Israël a annoncé ce lundi la réouverture « limitée » du poste-frontière de Rafah, qui sépare Gaza de l'Égypte, suite à un accord de cessez-le-feu en vigueur depuis le 10 octobre. Cependant, la date précise de cette réouverture reste encore à confirmer.
Le bureau du Premier ministre israélien, Benyamin Netanyahou, a précisé sur le réseau social X que cette réouverture serait réservée aux piétons et soumise à un mécanisme d'inspection israélien rigoureux, en lien avec un plan en 20 points élaboré par l'ancien président américain Donald Trump.
Le poste frontière de Rafah est un passage crucial pour l'aide humanitaire en raison de la crise persistante à Gaza. Malgré l'entrée en vigueur du cessez-le-feu, les autorités israéliennes n'avaient pas encore autorisé son ouverture, citant la nécessité de retrouver le corps d'un otage israélien, le policier Ran Gvili, et de coordonner avec l'Égypte.
Des sources israéliennes, comme le quotidien Haaretz, rapportent que des émissaires de la Maison Blanche ont encouragé Netanyahou à rouvrir le point de passage sans attendre la restitution de l'otage. La famille de Gvili avait elle-même plaidé pour que la progression des négociations de cessez-le-feu soit conditionnée à son retour.

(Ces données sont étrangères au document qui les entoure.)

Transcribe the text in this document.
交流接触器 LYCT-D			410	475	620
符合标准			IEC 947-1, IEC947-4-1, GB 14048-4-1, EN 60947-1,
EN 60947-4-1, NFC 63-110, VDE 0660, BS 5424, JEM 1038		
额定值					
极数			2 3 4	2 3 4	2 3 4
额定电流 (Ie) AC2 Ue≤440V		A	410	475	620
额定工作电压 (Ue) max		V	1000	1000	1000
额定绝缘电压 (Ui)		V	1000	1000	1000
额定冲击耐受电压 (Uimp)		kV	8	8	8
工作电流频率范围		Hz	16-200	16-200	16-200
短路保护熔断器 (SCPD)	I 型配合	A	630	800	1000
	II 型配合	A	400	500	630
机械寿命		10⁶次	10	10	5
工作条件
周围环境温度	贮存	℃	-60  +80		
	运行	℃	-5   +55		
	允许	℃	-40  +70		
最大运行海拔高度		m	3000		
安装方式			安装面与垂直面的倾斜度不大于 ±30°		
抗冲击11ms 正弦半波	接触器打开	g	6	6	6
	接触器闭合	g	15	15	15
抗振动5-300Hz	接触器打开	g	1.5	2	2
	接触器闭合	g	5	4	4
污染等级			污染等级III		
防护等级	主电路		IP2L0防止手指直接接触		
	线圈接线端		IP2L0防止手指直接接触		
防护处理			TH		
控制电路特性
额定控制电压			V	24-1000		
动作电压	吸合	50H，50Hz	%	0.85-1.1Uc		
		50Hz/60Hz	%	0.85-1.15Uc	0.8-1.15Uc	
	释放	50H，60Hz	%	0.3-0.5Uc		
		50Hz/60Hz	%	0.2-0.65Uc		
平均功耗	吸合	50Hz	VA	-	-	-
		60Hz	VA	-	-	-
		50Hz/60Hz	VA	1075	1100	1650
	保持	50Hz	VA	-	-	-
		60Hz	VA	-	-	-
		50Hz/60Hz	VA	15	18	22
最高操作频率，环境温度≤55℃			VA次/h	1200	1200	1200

L'armée israélienne est actuellement engagée dans une opération visant à retrouver le corps de Gvili, avant de procéder à l'ouverture de Rafah, comme convenu avec les États-Unis.

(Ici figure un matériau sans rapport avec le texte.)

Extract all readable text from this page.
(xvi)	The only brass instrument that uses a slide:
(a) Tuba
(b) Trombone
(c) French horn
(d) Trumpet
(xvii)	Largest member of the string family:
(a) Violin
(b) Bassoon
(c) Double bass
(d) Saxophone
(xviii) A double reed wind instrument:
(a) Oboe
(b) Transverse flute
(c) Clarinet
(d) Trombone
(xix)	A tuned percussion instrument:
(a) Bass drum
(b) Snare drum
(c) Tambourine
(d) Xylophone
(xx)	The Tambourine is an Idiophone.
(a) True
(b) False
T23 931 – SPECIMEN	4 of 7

Des discussions sur l'avenir de Gaza
Jared Kushner et Steve Witkoff, les émissaires américains, se trouvent en Israël pour discuter de l’avenir de Gaza. Le Commandant militaire américain pour le Moyen-Orient, l'amiral Brad Cooper, participe également aux négociations selon des médias locaux.
Le plan à deux étapes proposé par Donald Trump vise à désarmer le Hamas, à réduire la présence militaire israélienne, tout en déployant une force internationale. Bien que le cessez-le-feu ait mis fin à des frappes israéliennes intensifiées, les deux camps continuent de s'accuser mutuellement de violations.